A Comissão de Valores Mobiliários (CVM) investiga se alguém dentro da Oi sabia sobre a aplicação de € 897 milhões, feita pela Portugal Telecom (PT), em ‘commercial papers’ da Rioforte, holding do Grupo Espírito Santo (GES). Mais do que saciar a gana dos investidores em ‘eleger’ culpados, a investigação pode levar ao primeiro processo de fraude em oferta pública de ações no Brasil – e numa transação bilionária.

– BC surpreende e aumenta a taxa de juros 

A surpreendente decisão do Comitê de Política Monetária (Copom) do Banco Central de subir os juros para 11,25% ao ano tem objetivo, segundo o Valor apurou, de fazer a economia pagar um preço menor para combater as pressões inflacionárias causadas pela recente desvalorização cambial. A taxa básica é a maior desde outubro de 2011.

– Ajuste fiscal de 2015 será “violentíssimo”

A presidente Dilma Rousseff sabe que terá de fazer, em 2015, um ajuste fiscal “violentíssimo”, informou fonte qualificada do governo. Embora ainda não se conheça sua dimensão, terá de ser mais duro que o contingenciamento de R$ 50 bilhões feito em 2011, primeiro ano de seu mandato. Segundo esse interlocutor, a presidente tem consciência de que a situação da economia é muito mais difícil do que quando assumiu e que além de uma estagnação econômica enfrentará uma oposição mais forte no Congresso. Ao mesmo tempo, estarão em curso as investigações da Operação Lava-Jato.

– Sinuca de bico na recompra do Santander 

Exatos cinco anos depois de estrear na bolsa de valores brasileira, o Santander Brasil pode voltar integralmente hoje às mãos do controlador espanhol deixando para trás uma série de investidores e até funcionários descontentes.

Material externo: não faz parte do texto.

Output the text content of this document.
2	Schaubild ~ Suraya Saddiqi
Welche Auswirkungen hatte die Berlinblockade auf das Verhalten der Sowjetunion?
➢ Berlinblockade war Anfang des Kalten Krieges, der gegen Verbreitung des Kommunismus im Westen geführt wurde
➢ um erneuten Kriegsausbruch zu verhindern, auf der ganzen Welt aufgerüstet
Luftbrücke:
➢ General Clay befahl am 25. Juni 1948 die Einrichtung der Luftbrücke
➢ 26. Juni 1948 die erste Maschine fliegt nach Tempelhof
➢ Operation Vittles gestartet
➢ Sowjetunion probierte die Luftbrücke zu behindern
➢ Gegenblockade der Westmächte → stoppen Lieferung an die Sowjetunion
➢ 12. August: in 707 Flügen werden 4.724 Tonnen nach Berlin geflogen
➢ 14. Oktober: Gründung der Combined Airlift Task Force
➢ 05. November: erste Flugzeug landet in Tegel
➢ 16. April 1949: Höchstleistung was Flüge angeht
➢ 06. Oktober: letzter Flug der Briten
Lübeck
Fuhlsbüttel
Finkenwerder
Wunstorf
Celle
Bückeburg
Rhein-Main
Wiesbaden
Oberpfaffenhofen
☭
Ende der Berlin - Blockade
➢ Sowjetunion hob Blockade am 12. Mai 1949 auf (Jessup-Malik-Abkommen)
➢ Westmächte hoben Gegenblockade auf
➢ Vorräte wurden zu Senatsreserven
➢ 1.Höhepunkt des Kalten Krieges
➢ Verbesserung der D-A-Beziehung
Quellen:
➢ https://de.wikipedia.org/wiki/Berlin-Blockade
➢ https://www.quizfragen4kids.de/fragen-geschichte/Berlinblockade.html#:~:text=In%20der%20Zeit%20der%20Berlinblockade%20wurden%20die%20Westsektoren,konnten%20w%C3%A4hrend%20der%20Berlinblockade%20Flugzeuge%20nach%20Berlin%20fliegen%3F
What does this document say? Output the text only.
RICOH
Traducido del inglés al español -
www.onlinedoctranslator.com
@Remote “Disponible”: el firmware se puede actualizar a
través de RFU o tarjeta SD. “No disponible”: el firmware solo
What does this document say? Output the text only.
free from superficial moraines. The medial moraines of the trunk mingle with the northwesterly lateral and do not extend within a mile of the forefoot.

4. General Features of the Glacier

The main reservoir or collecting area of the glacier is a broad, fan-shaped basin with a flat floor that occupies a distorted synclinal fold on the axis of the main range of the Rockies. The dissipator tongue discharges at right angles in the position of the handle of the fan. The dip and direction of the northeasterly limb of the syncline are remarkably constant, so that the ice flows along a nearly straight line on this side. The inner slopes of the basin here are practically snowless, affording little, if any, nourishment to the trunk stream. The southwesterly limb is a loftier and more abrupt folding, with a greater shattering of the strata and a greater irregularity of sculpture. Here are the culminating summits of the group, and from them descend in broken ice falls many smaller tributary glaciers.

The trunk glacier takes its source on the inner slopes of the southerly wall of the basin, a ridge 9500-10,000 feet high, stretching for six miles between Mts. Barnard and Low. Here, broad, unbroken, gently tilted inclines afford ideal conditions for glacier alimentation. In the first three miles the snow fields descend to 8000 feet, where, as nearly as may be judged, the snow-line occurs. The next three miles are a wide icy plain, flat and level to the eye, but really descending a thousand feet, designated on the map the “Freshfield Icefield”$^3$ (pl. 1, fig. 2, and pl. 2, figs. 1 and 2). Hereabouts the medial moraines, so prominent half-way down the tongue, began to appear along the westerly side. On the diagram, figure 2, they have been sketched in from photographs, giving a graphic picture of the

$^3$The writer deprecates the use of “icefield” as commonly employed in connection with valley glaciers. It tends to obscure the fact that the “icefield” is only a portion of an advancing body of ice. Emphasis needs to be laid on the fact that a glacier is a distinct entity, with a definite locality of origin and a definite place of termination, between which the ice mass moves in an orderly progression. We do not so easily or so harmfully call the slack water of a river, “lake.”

– Dilma vai manter pelo menos doze ministros 

Em um desenho ainda preliminar da face do novo governo, pelo menos 12 ministros poderão permanecer no segundo mandato, mas não necessariamente nos mesmos cargos.

Brasil Econômico

manchete : Juros sobem para 11,25% no dia em que Fed elimina estímulos

Em reunião que terminou sem consenso, o Comitê de Política Monetária do Banco Central decidiu elevar a Selic em 0,25 ponto. Em nota, o BC atribui a decisão à intensificação dos ajustes de preços. Ontem, o banco central americano anunciou o fim do programa de incentivos monetários. (Págs. 20 a 22)

Arrecadação perde ritmo

Apesar de recorde para o mês, os R$ 90,7 bilhões arrecadados em setembro evidenciaram que, diante do ritmo fraco da economia, os contribuintes estão com mais dificuldades de pagar os impostos. (Pág. 5)

Usiminas : Preço do minério leva a prejuízo

A empresa registrou perdas de R$ 24 milhões no terceiro trimestre e prepara medidas para enfrentar o cenário de preços menores no exterior. As vendas de aço também tiveram retração. (Pág. 11)

A corrida pela Prefeitura do Rio em 2016

Romário (PSB) e Freixo (Psol) são os mais lembrados para o posto de alcaide da capital fluminense. Indecisos chegam a 31%. (Pág. 3)

Confiança da indústria sobe após nove quedas seguidas

Índice subiu 1,8% em outubro, para 82,6 pontos, mas ainda muito distante da média recente de 104,1 pontos. (Pág. 8)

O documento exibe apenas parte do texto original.